The second part in this series began to lay out a few of the internal drivers for Nigeria’s conflict with Boko Haram. The religious aspect is not to be overlooked, of course, but often it is poverty that attracts people to radicalism with religion acting as the rhetoric. While Islamism is a powerful movement in the Middle East and parts of Africa, at the end of the day, conflicts are fought by actors attempting to maximize the amount of power they have over a given piece of terrain. This chapter of the series will take a closer look at some of the external drivers for this conflict.

While there were plenty of motivating factors behind Nigeria’s conflict, there were also external ones such as the Libyan Civil War and the rise of ISIS in Syria and Iraq. As the Nigerian Army, with the help of South African contractors, put Boko Haram on the ropes, Abubakr Shekau pledged his allegiance to ISIS. Interestingly, there is also a power struggle within two factions of Al-Shabab in Somalia. One faction wants to remain aligned with al-Qaeda while the other wants to pledge allegiance to ISIS.

“It did not require a nuclear physicist to predict that the collapse of Libya would result in the proliferation of weapons and conflict across North and West Africa,” Eeben Barlow, the chairman of STTEP, told SOFREP. Specialized Tasks, Training, Equipment, and Protection (STTEP) provided training and combat support to a Nigerian strike force from January to March of 2015. “It is also no secret that Boko Haram has been the beneficiary of some training and equipment from ISIL,” Barlow continued. “Prisoners have told us that Boko Haram is and has been supplied and supported by ‘Europeans’ who have arrived in their safe areas by helicopter.”

What anti-government force maintains helicopters—which would allude to a state sponsor—is unknown. As usual, there are more questions than answers.

The inadvertent impact of American support in Syria

SOFREP has previously reported on American support for the Free Syrian Army (FSA). A number of covert programs have been underway for several years to arm and train members of the FSA. One such program involves transporting FSA members from Aleppo to an airfield in Turkey, where they are then flown to a Gulf state. Once there, they receive training from Americans, including how to use the TOW missile system.

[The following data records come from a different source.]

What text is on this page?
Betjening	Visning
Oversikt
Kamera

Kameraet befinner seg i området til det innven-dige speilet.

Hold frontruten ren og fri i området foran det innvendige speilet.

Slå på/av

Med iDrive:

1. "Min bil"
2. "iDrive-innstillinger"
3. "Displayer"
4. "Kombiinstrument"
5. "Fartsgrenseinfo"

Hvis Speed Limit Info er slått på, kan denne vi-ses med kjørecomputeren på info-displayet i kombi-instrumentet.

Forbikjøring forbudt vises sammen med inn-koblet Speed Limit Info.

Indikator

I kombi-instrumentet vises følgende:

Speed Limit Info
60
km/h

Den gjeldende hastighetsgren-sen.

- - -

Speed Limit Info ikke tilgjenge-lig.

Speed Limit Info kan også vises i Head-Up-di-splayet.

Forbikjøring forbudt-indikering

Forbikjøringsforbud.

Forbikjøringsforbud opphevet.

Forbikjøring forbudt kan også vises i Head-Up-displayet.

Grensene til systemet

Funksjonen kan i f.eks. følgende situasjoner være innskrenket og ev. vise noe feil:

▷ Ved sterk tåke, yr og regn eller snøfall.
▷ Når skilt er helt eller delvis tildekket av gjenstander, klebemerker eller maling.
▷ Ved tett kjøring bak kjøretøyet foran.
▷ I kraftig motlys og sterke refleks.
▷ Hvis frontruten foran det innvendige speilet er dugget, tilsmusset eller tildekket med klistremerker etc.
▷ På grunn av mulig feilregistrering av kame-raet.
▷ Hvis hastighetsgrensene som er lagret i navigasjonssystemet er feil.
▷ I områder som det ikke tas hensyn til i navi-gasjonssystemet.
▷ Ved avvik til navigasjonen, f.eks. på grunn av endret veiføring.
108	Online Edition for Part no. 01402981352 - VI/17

https://www.youtube.com/watch?v=QwQmO1YoR1M

The mission to vett alleged moderate rebels in Syria has been ongoing, sparking a few turf wars between the Central Intelligence Agency and the Army’s Intelligence Support Activity as contractors working within an Alternative or Compensatory Control Measures (ACCM) program were deployed to find viable partner forces in Syria. An ACCM allows information and operations to be compartmentalized on a need-to-know basis. In this way, the various participants in the program have no idea that they are working as a cog in a much larger machine.